January 29, 1999

I was in the grocery store the other day and meet someone by the name of James Harvey. We got to talking about Morgan City when his daddy, George Harvey, owned the first theatre, which was under a tent on Front Street near on next to where Mr. Orfanello had his place of business.

This was during the silent film era. Mr. Harvey said that his mother, Louise Wise, played the piano. Then in later years, Morgan City had the Evangeline Theatre, managed by Sol Loeb. In 1917, Loeb ran a preview of the first Tarzan picture. This picture was filmed in Morgan City. Elmo Lincoln played the role of Tarzan and roomed at the Berry Hotel during his stay, and the film personnel and director stayed at the Costello Hotel. And then Mrs. William Chrysler and Claude Darce operated the Old Opera House. And, Lynn Petatross and Claude had the Arcade Theatre on Railroad Avenue and Front Street. Eldridge Naquin played the piano roll. You should of heard how Eldridge would speed up on his piano when the cowboys use to chase each other.

I met an old friend of mine the other day in a restaurant from Stephensville by the name of Patot LeBlanc. I asked him what he was doing in Morgan City. He said that his wife had passed away and that he was looking for another lady to marry. He said that he didn’t like living alone. He said that he met a nice looking waitress and had a couple of dates with her. So eventually, he said he asked her what her nationality was. She answered him and said, “I am Lebanese.” Well, Patot said that this ended that relationship – he was not about to marry a Lesbianese.

My wife and I were out eating on Sunday, June 20, and met a group of the AARP, all together, eating, drinking and having the time of their lives. My brother, Joe, was with them and they acted like they were one big, happy family. It reminded me of how friendly the people in Berwick used to be.

Today, I don’t know too many people in Berwick – many have died and new people are appearing all the time. The other day one of my neighbors asked me how long had I lived in Berwick, I said, “I don’t know yet; I’m not through living.”

Why is it when some people get old, they never speak of dying? Fear, perhaps, or they just don’t want to think about it.

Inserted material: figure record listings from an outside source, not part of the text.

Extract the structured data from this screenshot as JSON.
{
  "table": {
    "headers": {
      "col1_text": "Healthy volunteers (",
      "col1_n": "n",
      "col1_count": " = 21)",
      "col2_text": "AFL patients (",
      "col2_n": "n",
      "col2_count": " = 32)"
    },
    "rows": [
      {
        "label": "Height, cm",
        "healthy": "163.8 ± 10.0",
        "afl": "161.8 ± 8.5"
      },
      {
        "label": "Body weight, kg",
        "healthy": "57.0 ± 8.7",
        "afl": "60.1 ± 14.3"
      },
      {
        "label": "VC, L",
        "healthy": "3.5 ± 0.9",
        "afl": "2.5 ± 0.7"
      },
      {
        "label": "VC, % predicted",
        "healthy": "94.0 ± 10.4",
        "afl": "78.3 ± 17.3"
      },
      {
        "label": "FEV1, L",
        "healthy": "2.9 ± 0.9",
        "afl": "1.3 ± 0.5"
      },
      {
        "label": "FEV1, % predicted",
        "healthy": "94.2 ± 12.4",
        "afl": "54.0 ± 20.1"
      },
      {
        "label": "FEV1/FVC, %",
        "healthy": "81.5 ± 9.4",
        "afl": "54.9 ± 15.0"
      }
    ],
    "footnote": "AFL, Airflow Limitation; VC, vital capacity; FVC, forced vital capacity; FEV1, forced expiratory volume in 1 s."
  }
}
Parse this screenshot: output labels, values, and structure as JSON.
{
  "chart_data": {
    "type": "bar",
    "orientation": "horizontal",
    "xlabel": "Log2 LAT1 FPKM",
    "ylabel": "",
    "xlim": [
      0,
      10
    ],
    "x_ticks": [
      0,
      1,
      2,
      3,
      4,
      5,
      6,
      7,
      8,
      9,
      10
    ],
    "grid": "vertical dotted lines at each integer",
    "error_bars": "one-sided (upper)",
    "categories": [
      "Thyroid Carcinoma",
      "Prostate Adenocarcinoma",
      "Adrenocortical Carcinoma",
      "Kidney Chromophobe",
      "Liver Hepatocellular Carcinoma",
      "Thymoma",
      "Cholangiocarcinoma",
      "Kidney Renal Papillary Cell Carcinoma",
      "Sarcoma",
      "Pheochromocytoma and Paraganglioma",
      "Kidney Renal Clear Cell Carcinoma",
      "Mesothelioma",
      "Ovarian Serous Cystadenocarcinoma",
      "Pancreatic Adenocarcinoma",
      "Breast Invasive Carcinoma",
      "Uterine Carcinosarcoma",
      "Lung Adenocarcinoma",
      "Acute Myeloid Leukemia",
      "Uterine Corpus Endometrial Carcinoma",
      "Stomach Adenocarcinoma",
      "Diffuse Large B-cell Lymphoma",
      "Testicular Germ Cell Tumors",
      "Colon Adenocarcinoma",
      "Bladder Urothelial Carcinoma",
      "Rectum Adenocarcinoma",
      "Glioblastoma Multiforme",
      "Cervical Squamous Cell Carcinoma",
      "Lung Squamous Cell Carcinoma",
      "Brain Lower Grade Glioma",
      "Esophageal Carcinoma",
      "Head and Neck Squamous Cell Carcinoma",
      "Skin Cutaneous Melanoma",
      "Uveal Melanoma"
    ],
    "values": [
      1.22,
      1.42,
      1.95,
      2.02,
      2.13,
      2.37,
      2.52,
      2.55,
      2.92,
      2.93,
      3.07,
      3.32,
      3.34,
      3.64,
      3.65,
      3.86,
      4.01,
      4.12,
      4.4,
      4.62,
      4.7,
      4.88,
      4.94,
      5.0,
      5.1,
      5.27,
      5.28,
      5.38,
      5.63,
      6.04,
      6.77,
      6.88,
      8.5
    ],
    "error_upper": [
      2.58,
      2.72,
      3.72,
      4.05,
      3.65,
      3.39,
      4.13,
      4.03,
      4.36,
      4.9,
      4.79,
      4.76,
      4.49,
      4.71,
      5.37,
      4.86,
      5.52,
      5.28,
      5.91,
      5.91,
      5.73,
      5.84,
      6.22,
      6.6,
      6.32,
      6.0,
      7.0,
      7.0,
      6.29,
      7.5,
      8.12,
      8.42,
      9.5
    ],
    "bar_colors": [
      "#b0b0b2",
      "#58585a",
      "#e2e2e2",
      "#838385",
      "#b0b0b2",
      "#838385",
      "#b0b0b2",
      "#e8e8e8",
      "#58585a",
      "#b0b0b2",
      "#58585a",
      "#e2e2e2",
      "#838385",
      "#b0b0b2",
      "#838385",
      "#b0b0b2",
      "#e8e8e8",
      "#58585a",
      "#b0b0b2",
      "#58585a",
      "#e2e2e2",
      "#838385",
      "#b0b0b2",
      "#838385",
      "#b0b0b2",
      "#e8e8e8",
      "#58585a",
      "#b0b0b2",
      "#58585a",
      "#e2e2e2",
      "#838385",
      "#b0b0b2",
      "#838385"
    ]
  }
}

I knew a man one time who staged his own funeral. He wanted to see everything that happened and everybody’s reaction to his death. He wanted to see who was crying and who was laughing at his funeral. And he did!

Well, myself, I only hope that Joe Hargrave lives another 50 years so he can be my undertaker. He knows all of my ways. He knows exactly how I comb my mustache and my hair. The only thing that I want him to do is leave my hearing aids in my ears so that when I get to Heaven, I can hear the lovely voices of all the angels singing.